Neuronal Signalling of Fear Memory

Maren, S. & Quirk, G.J. (November 2004). Neuronal Signalling of Fear Memory. Nature Reviews Neuroscience, 5, 844-850.

Plasticity within the CNS is necessary for the representation of new information, and can range from synthesis and insertion of synaptic proteins to whole-brain synchronization of neuronal activity. Pavlovian fear conditioning is an especially interesting phenomenon since such fear memories are acquired rapidly and are long-lasting. Research first noticed conditioning-induced changes in the midbrain, thalamus, and cortex; however, it was unclear whether or not these were primary sites of plasticity or were simply downstream from other plastic sites. Eventually the lateral nucleus of the amygdala (LA), receiving direct projections from the auditory thalamus, was posited to be vital for auditory fear conditioning. The dorsal subdivision of the nucleus (LAd) seems to be the first site in the auditory pathway to show associative plasticity that is not fed forward passively from upstream sites, is not dependent on downstream sites, and is crucial for conditioned behavior. And LA neurons appear to drive plasticity at both thalamic and cortical levels.

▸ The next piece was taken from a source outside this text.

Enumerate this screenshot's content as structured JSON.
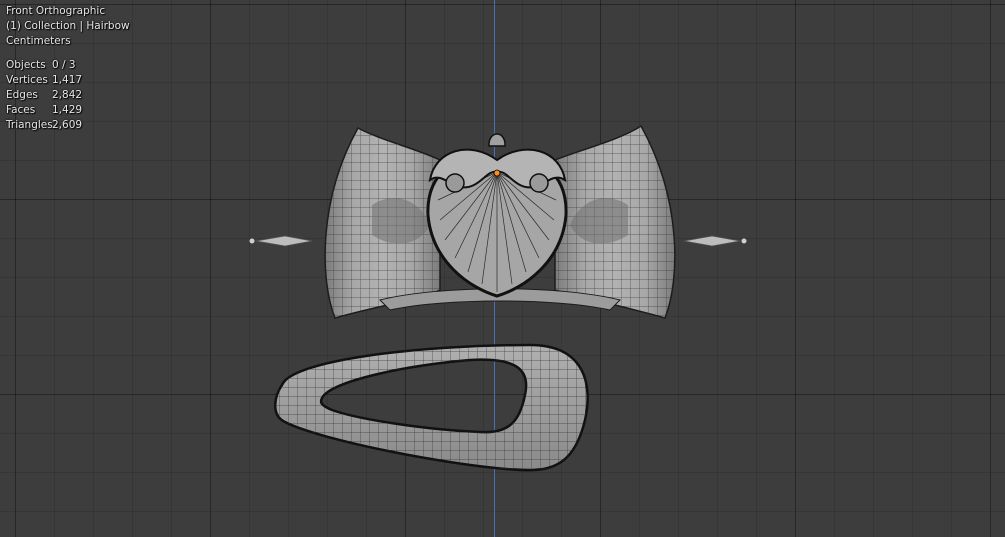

Fear memories are useful to anticipate and respond to dangers within the environment. However, when signals for aversive events no longer predict those events, fear to those signals subsides. This is an inhibitory learning process known as extinction. It appears that although fear subsides after extinction, the fear memory is not erased. Extinction seems to be highly context dependent and sometimes short-lived. Fear responses can be spontaneously recovered over time. It seems biology has deemed it better to fear than not to fear. It is more likely that additional memories which interfere with pre-existing excitatory responses are learned in the extinction process. Again the amygdala seems to be essentially involved here. Further, the mPFC, which has an inhibitory influence on both the LA and the CE (the main output regions of the amygdala) through a rich network of inhibitory interneurons embedded in the amygdala, appears to be a major participant, and is perhaps modulated by context via hippocampus.